My only hope was to roll into the gully, let them get close and shoot them with my pistol. They’d seen where I came off and they’d see if I made a run for it. The gully was it. I rolled over the edge and fell further than I had estimated, landing badly on my thigh, which screamed in pain along with every other part of my body. I scrabbled to a crouch, heart pounding, hearing the rhythmic thud of horses getting closer and closer.

I saw a movement to my right, upstream. A naked man, old with a white beard. God come for me? Me in the future? What the hell? He gestured for me to join him. I scrambled, still crouching, towards him, keeping as low as I could, panting and on fire. He pointed to the bank. He’d lost his mind but I soon saw a dugout, a precarious cave hollowed out of the stony creek bed and redgum roots, and crawled in. A blanket, neatly folded, a billy, a few tins, a battered old Bible and a rifle. The God-bothering swaggie with one eye.
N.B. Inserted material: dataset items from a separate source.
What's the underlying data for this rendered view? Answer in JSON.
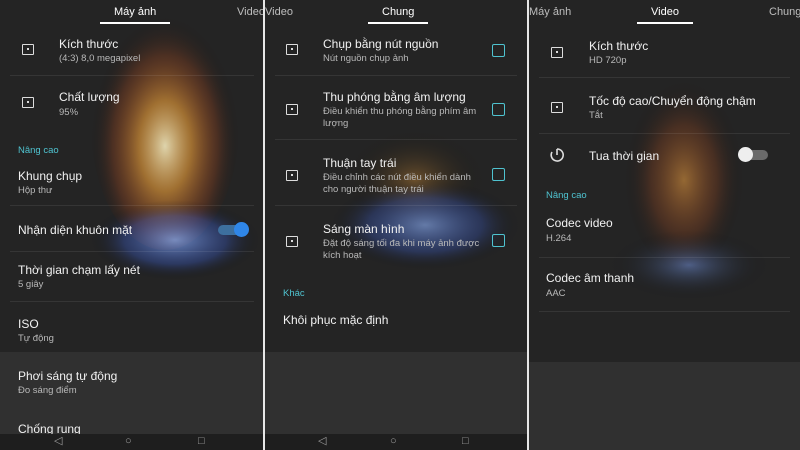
{
  "panel_left": {
    "tabs": {
      "active": "Máy ảnh",
      "right": "Video"
    },
    "items": [
      {
        "title": "Kích thước",
        "sub": "(4:3) 8,0 megapixel"
      },
      {
        "title": "Chất lượng",
        "sub": "95%"
      },
      {
        "title": "Khung chụp",
        "sub": "Hộp thư"
      },
      {
        "title": "Nhận diện khuôn mặt"
      },
      {
        "title": "Thời gian chạm lấy nét",
        "sub": "5 giây"
      },
      {
        "title": "ISO",
        "sub": "Tự động"
      },
      {
        "title": "Phơi sáng tự động",
        "sub": "Đo sáng điểm"
      },
      {
        "title": "Chống rung"
      }
    ],
    "section_advanced": "Nâng cao",
    "face_detect_on": true
  },
  "panel_middle": {
    "tabs": {
      "left": "Video",
      "active": "Chung"
    },
    "items": [
      {
        "title": "Chụp bằng nút nguồn",
        "sub": "Nút nguồn chụp ảnh"
      },
      {
        "title": "Thu phóng bằng âm lượng",
        "sub": "Điều khiển thu phóng bằng phím âm lượng"
      },
      {
        "title": "Thuận tay trái",
        "sub": "Điều chỉnh các nút điều khiển dành cho người thuận tay trái"
      },
      {
        "title": "Sáng màn hình",
        "sub": "Đặt độ sáng tối đa khi máy ảnh được kích hoạt"
      },
      {
        "title": "Khôi phục mặc định"
      }
    ],
    "section_other": "Khác"
  },
  "panel_right": {
    "tabs": {
      "left": "Máy ảnh",
      "active": "Video",
      "right": "Chung"
    },
    "items": [
      {
        "title": "Kích thước",
        "sub": "HD 720p"
      },
      {
        "title": "Tốc độ cao/Chuyển động chậm",
        "sub": "Tắt"
      },
      {
        "title": "Tua thời gian"
      },
      {
        "title": "Codec video",
        "sub": "H.264"
      },
      {
        "title": "Codec âm thanh",
        "sub": "AAC"
      }
    ],
    "section_advanced": "Nâng cao",
    "timelapse_on": false
  },
  "navbar": {
    "back": "◁",
    "home": "○",
    "recent": "□"
  },
  "colors": {
    "accent": "#4fc3d0",
    "toggle_on": "#2f86e8",
    "background": "#242424"
  }
}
He took the rifle, put his finger to his lips and I heard him scrabble up the bank. The hooves got closer, until I heard panting horses, the jingle of bridles, the foul-mouthed bastards asking for me.

‘Satan is behind ye, boys,’ the old man said in a calm, cracked voice. ‘Best to ride on before he gets to thee, for down ye will go into the spitting sulphur lakes of hell.’

Hirst and Shawcross laughed, told him to get out of the way or they’d shoot him.

‘The sinners in Zion are afraid; trembling has seized the godless,’ he pronounced. ‘Who among us can dwell with the consuming fire? Who among us can dwell with everlasting burnings?’

I had my revolver in both hands, squatting at the mouth of the dugout, eyes on the bank above me, ready to shoot if they so much as dangled a filthy boot over the side.

‘Why don’t ya put some clothes on, you stinking old maggot?’

‘Why don’t thee repent? Go in peace and take the Lord’s hand.’

They spoke in mumbles to one another, then one called out, ‘Just wanted a word with you, Trooper.’

I heard them cock their rifles.

The old hermit started singing, ‘O God, to whom revenge belongs, Thy vengeance now disclose.’ A hymn I remembered droning at school. Plenty of smiting and cutting down. Hirst and Shawcross could just shoot him for a bit of peace. I had no idea why they didn’t.

There was nothing more, the ever-present buzz of flies, then the sound of hooves moving away into the silence. The hermit slithered down the bank and joined me at the mouth to the dugout, waving the rifle. ‘No bullets in it, but they don’t know that.’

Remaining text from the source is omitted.